Serena llevaba un traje negro con el cuello y las mangas blancas. Iblis le indicó que tomara asiento en el sofá suspensor de cuero que había sobre la alfombra de importación.

—Llevo horas al sol —comentó ella con una sonrisa lacónica—. Y ayer pasé horas hablando en el mitin.

—Lo sé. He visto las grabaciones. —Iblis se sentó junto a ella en el elegante sofá, que se balanceó un poco—. Un trabajo eficaz, como siempre. —Por mucho que lo hubiera escrito ella misma, sin hacer caso de sus sugerencias…

Un criado con bigote apareció con una bandeja de bebidas humeantes y la colocó sobre la mesa, ante el sofá.

—Té verde de los mejores importadores —anunció Iblis, tratando de impresionarla—. Una mezcla especial de Rossak.

Ella aceptó una taza, pero la sujetó entre las manos sin dar ningún sorbo.

—¿De qué teníamos que hablar, Gran Patriarca? —Parecía tan distante—. Hay que aprovechar el tiempo.

Desde que se había producido el cambio y había insistido en dirigir el Consejo de la Yihad, Iblis se había dado cuenta de que estaba redefiniendo la estructura de poder según su conveniencia, con lo que lo relegaba a él a una posición subordinada. Sin embargo, tal vez podría seguir guiándola y dirigiendo sus pasos, aunque fuera de una forma diferente.
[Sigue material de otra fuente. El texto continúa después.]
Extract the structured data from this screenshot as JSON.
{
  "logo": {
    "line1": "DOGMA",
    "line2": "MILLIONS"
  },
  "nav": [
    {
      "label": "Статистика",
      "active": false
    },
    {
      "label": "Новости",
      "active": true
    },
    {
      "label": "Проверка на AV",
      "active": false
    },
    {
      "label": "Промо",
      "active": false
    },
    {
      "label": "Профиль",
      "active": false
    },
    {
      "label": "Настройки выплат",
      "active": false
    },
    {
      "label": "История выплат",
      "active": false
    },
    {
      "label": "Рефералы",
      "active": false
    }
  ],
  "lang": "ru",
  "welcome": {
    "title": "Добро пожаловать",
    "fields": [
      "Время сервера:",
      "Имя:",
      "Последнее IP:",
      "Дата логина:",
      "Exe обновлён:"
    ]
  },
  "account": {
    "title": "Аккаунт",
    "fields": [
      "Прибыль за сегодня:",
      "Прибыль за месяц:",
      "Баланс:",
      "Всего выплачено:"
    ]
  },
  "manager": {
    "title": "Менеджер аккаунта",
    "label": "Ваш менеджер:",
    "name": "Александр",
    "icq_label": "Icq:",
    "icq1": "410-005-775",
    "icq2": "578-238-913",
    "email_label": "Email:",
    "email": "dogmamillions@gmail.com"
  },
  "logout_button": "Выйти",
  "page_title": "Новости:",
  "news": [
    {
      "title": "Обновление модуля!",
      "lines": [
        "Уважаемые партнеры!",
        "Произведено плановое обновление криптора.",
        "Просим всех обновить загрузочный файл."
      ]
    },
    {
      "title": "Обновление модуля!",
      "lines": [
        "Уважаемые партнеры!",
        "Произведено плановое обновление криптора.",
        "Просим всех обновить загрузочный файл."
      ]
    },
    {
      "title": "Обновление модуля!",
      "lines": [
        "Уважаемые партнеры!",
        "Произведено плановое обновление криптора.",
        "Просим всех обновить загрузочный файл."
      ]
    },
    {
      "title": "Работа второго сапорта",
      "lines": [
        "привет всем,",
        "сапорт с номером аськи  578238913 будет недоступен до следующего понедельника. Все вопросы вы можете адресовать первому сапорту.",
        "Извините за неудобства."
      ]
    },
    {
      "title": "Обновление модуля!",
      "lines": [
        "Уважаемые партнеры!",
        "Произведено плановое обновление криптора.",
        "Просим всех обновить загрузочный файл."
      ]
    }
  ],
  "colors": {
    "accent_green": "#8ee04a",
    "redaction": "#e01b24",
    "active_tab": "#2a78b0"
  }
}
—He tenido una idea que tal vez os sorprenderá, Serena, pero estoy seguro de que cuando lo penséis veréis que es ideal y que ayudará a fortalecer la Yihad. Ya es hora de que hablemos de ello.
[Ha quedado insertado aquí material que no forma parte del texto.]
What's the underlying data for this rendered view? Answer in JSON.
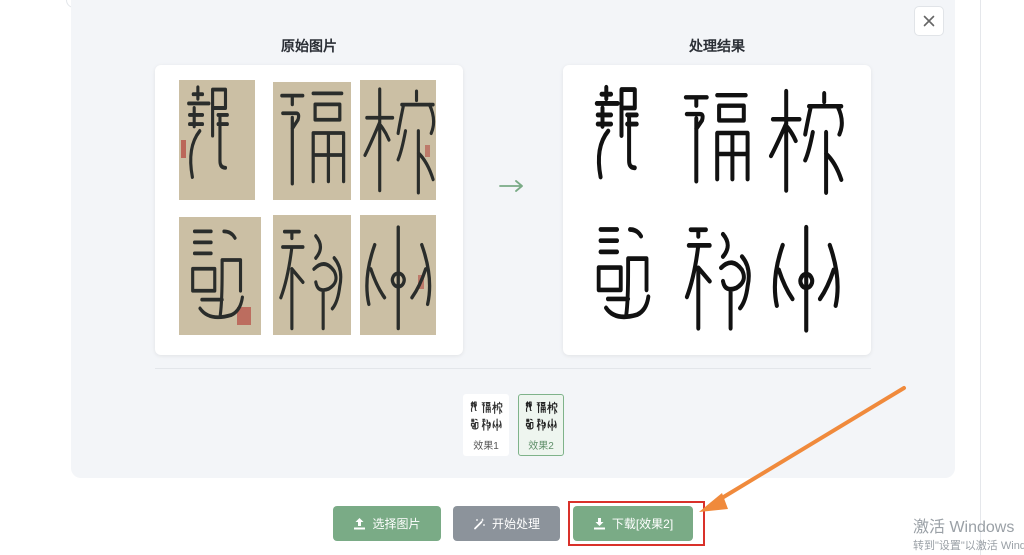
{
  "sections": {
    "original_title": "原始图片",
    "result_title": "处理结果"
  },
  "colors": {
    "accent_green": "#7aab86",
    "neutral_gray": "#8c939b",
    "highlight_red": "#d9312a",
    "annotation_orange": "#f08a3c",
    "paper_tan": "#cbbfa4",
    "seal_red": "#b3413b"
  },
  "icons": {
    "close": "close-icon",
    "arrow": "arrow-right-icon",
    "upload": "upload-icon",
    "wand": "magic-wand-icon",
    "download": "download-icon"
  },
  "thumbnails": [
    {
      "label": "效果1",
      "selected": false
    },
    {
      "label": "效果2",
      "selected": true
    }
  ],
  "toolbar": {
    "select_label": "选择图片",
    "start_label": "开始处理",
    "download_label": "下载[效果2]"
  },
  "watermark": {
    "line1": "激活 Windows",
    "line2": "转到\"设置\"以激活 Windows。"
  }
}
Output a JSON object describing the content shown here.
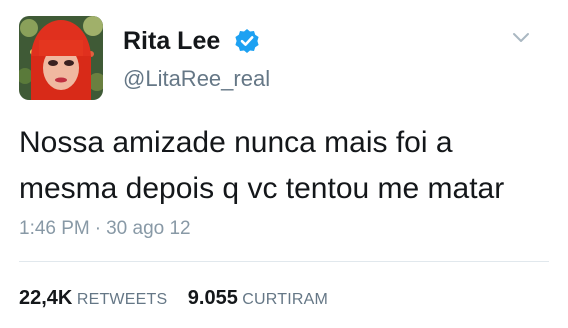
{
  "tweet": {
    "author": {
      "display_name": "Rita Lee",
      "handle": "@LitaRee_real",
      "verified_icon": "verified-badge-icon",
      "avatar_icon": "profile-avatar"
    },
    "menu_icon": "chevron-down-icon",
    "text_line_1": "Nossa amizade nunca mais foi a",
    "text_line_2": "mesma depois q vc tentou me matar",
    "time": "1:46 PM",
    "separator": "·",
    "date": "30 ago 12",
    "stats": {
      "retweets_count": "22,4K",
      "retweets_label": "RETWEETS",
      "likes_count": "9.055",
      "likes_label": "CURTIRAM"
    }
  },
  "colors": {
    "text_primary": "#14171a",
    "text_secondary": "#657786",
    "verified_blue": "#1da1f2",
    "divider": "#e1e8ed"
  }
}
Ella esperó sin decir nada. Su expresión no se había suavizado, pero Iblis sabía que tenía toda su atención.

Se sentía totalmente relajado, pero no dijo nada de las cápsulas de melange que había tomado hacía menos de una hora. Serena no veía con buenos ojos el consumo de ninguna clase de droga; lo consideraba un signo de debilidad. Así que Iblis tomó especia con aditivos especiales que disimulaban el olor.

Iblis expuso el caso.

—Durante muchos años hemos colaborado, pero no lo bastante estrechamente. Siempre hemos sido socios en la Yihad… vos y yo, el Gran Patriarca y la sacerdotisa. Nuestros objetivos son los mismos, y nuestras pasiones. Cuanto más estrecha sea nuestra alianza, más cosas podremos conseguir.

Iblis hablaba con una voz estudiada y seductora mientras contemplaba el perfil de Serena. Tenía cuarenta y tantos, pero seguía siendo sorprendentemente hermosa: facciones suaves, pelo dorado y aquellos extraordinarios ojos.